Hacker News new | ask | show | jobs
by xapata 3433 days ago
The lack of tail-call optimization to make the CPython interpreter simpler and debugging easier by preserving the call stack. It was a choice, not an oversight.
2 comments

From a debugging viewpoint, this does not make sense, there is usually no interesting information in the in between frames.

TCE can also make debugging easier, how useful is a stack trace of 1000 lines consisting of

  ...
  File "bla.py", line 4, in fib
    return fib(n - 1) + fib(n - 2)
  File "bla.py", line 4, in fib
    return fib(n - 1) + fib(n - 2)
  File "bla.py", line 4, in fib
    return fib(n - 1) + fib(n - 2)
...

Not so much I think.

I like how you picked an example that is explicitly not TCO-able.

In any case, this particular problem is no longer an issue as of Python 3.6, as that now collapses repeated stacktrace lines (see https://bugs.python.org/issue26823). Although this doesn't work for mutual tail calls, it does solve the debug noise issue in the most common case.

Ah yes, that is a bit stupid, I just wanted an example of a traceback :)
The notion that not having proper tail calls aids debugging always seemed like a post-hoc justification. The stack trace of an iterative function will lack exactly the same intermediate evaluation frames as a tail-recursive implementation.
The thing is, tail calls aren't _just_ about emulating iteration via recursion:

  def foo():
      raise ValueError

  def bar():
      return foo()

  bar()
With TCO, the stack trace would contain `main` and `foo`, as `bar`'s frame would be overwritten by `foo`. This example is simple, but `bar` could be a 50 line long if-else chain of tail calls and when debugging you won't necessarily know which condition was evaluated.
> The thing is, tail calls aren't _just_ about emulating iteration via recursion:

I completely agree, but there is also no need to perform TCO to make code like this safely runnable. TCO only becomes necessary/useful when implementing an iterative process where we can't statically know that the call stack won't be exhausted. That said, TCO is usually an all or nothing transformation, and it would be difficult to accurately avoid eliminating trivial tail calls like in your example.
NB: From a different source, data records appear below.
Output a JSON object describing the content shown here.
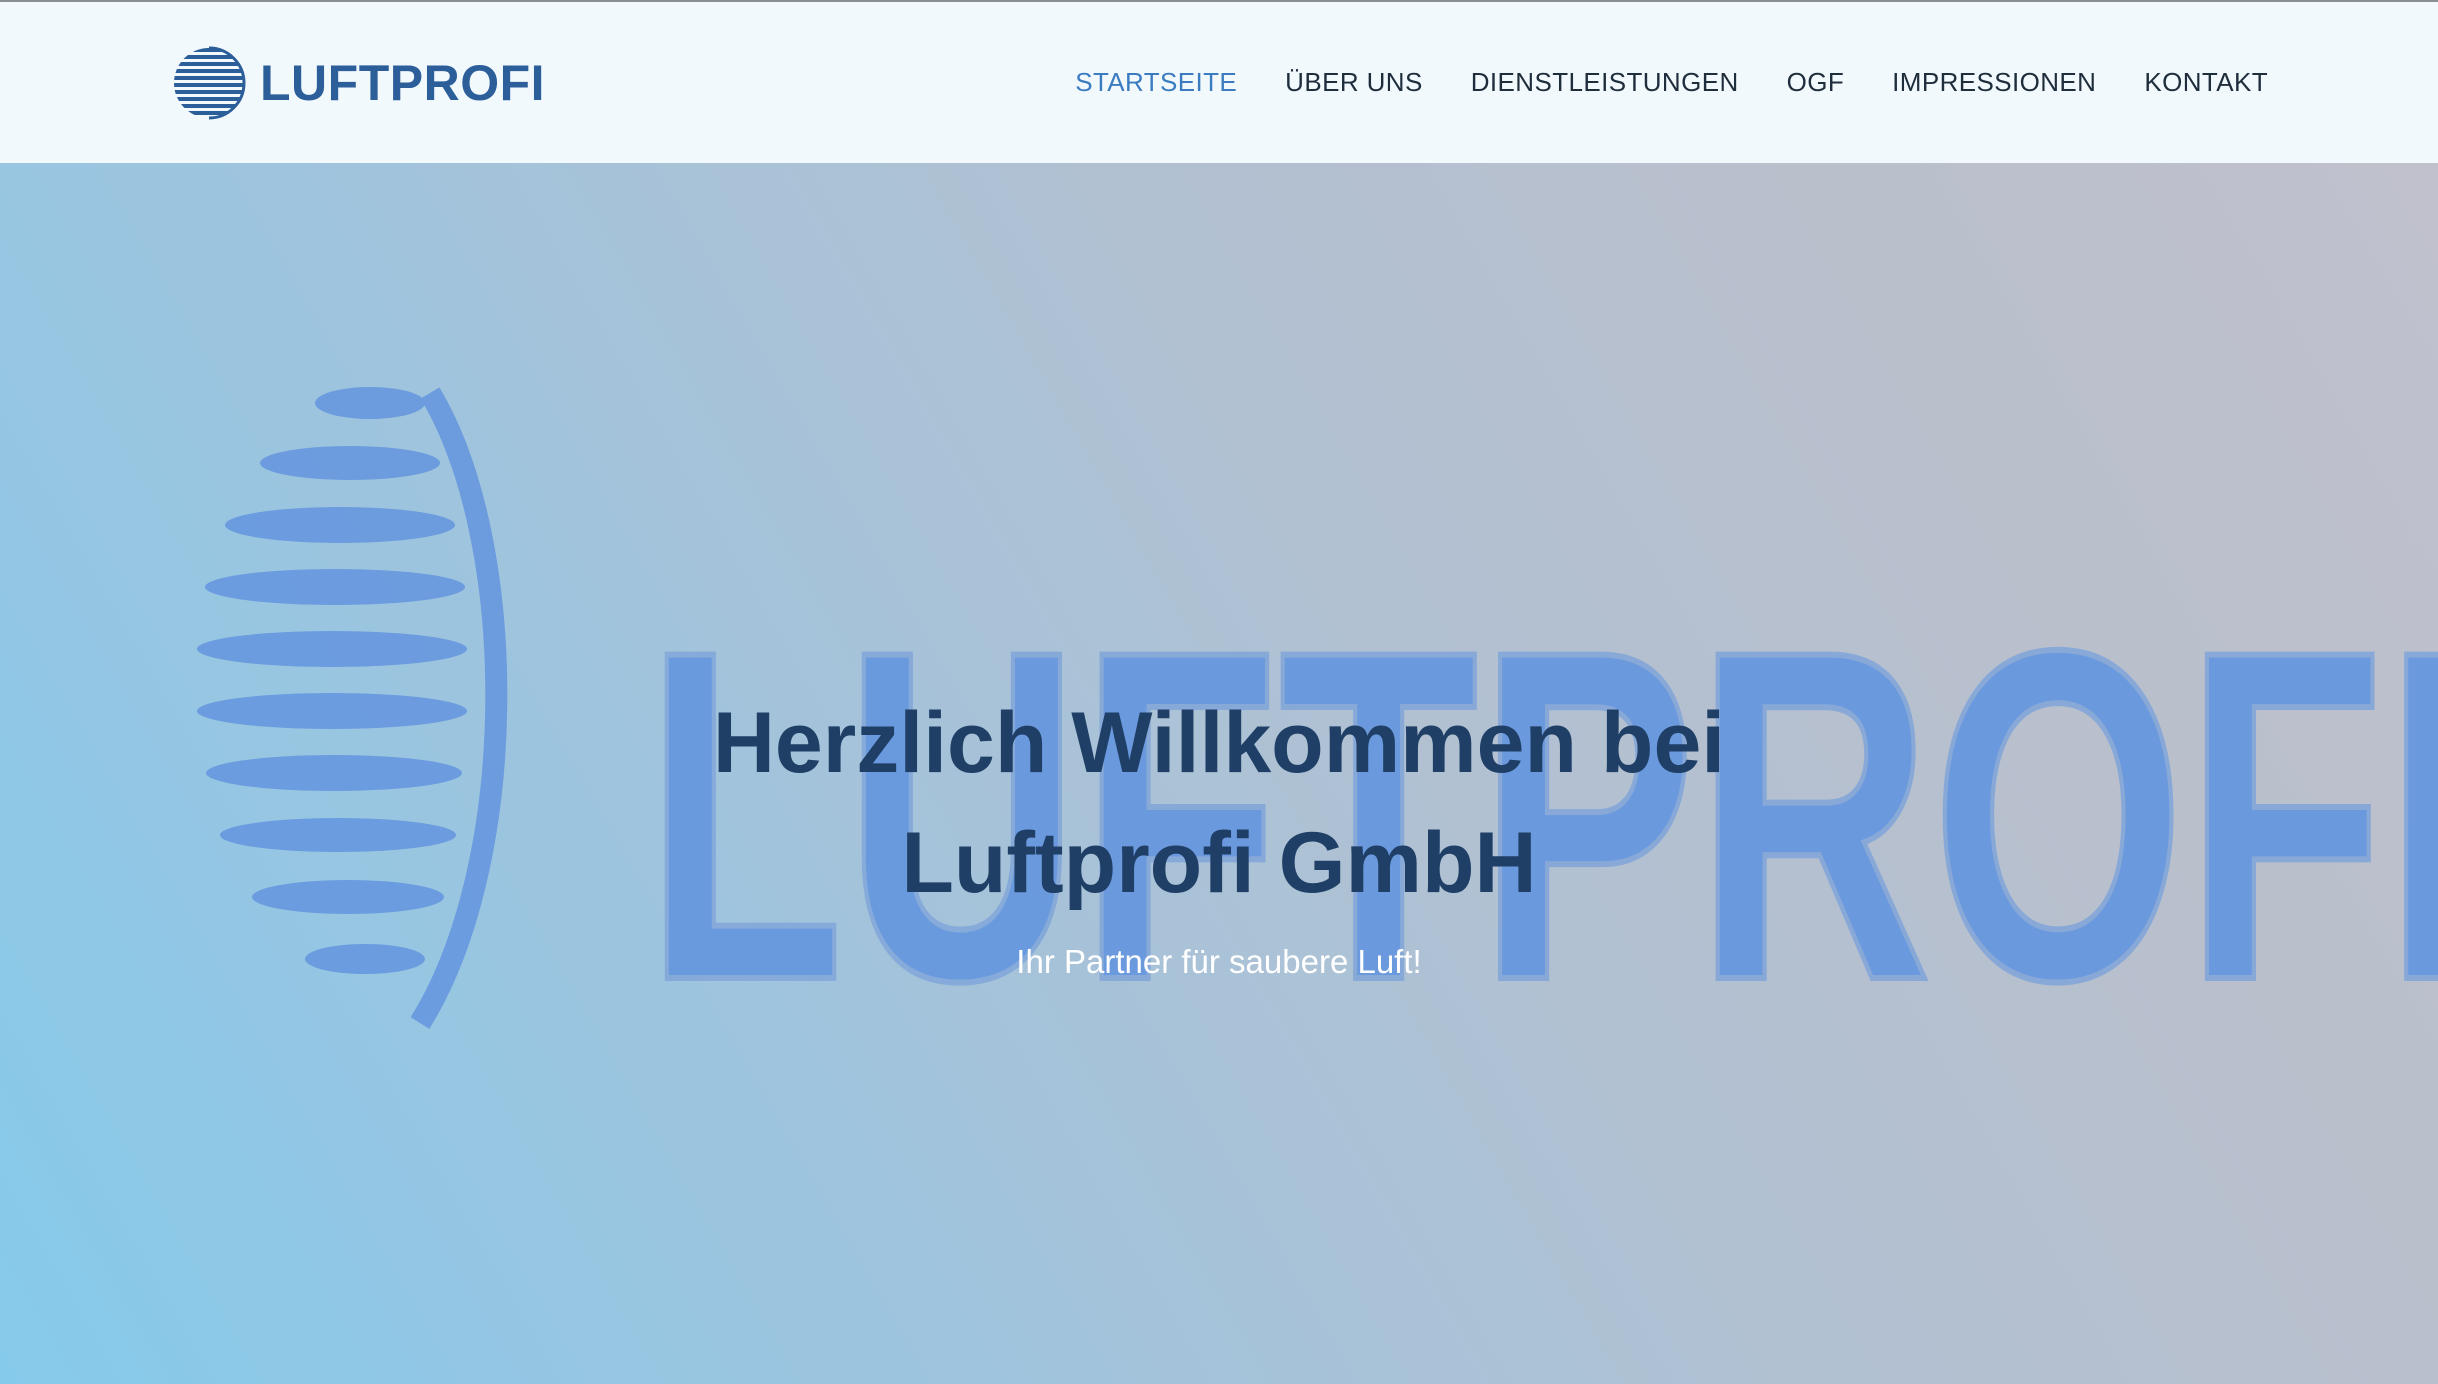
{
  "header": {
    "logo_text": "LUFTPROFI",
    "logo_icon": "striped-globe-icon",
    "nav": [
      {
        "label": "STARTSEITE",
        "active": true
      },
      {
        "label": "ÜBER UNS",
        "active": false
      },
      {
        "label": "DIENSTLEISTUNGEN",
        "active": false
      },
      {
        "label": "OGF",
        "active": false
      },
      {
        "label": "IMPRESSIONEN",
        "active": false
      },
      {
        "label": "KONTAKT",
        "active": false
      }
    ]
  },
  "hero": {
    "background_sign_text": "LUFTPROFI",
    "title": "Herzlich Willkommen bei Luftprofi GmbH",
    "subtitle": "Ihr Partner für saubere Luft!"
  },
  "colors": {
    "brand_blue": "#2c5e9a",
    "nav_active": "#3b7cc0",
    "nav_text": "#1f2e3c",
    "hero_title": "#1f3f66",
    "sign_blue": "#5b8fe0"
  }
}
A reasonable compromise might be for the Python VM to implement a TAIL_CALL bytecode op and require the programmer to decorate functions which rely on TCO. This wouldn't be any more onerous than manually trampolining large portions of code, which is the current method of getting around the lack of TCO.

A decorator that enabled TCO makes sense to me. Kind-of like the Numba project, it'd be a specialized JIT-compiler invoked only on some functions.

What's stopping that from being a 3rd-party library like Numba?

You can find simple decorators which try to provide space efficient tail recursion. Usually they work by trampolining the function. I've seen one example where a decorator rewrites the bytecodes to perform a goto in the case of self recursion. The problem is that all of these solutions are rather limited, easy to break, or have a pretty high runtime overhead. The general solution would be for a decorator to rewrite all CALL opcodes in tail postion to TAIL_CALL opcodes, but such an opcode currently does not exist. The actual implementation of a TAIL_CALL opcode would be almost idential to the CALL opcode, so adding it would probably be straightforward, but I'm speculating here.
Why not just make it a dev/production flag, then?
Probably because many tail-recursive functions _rely_ on tail-call elimination working reliably. Without also having an unbounded call stack, disabling tail-call elimination will likely just cause your programs to crash.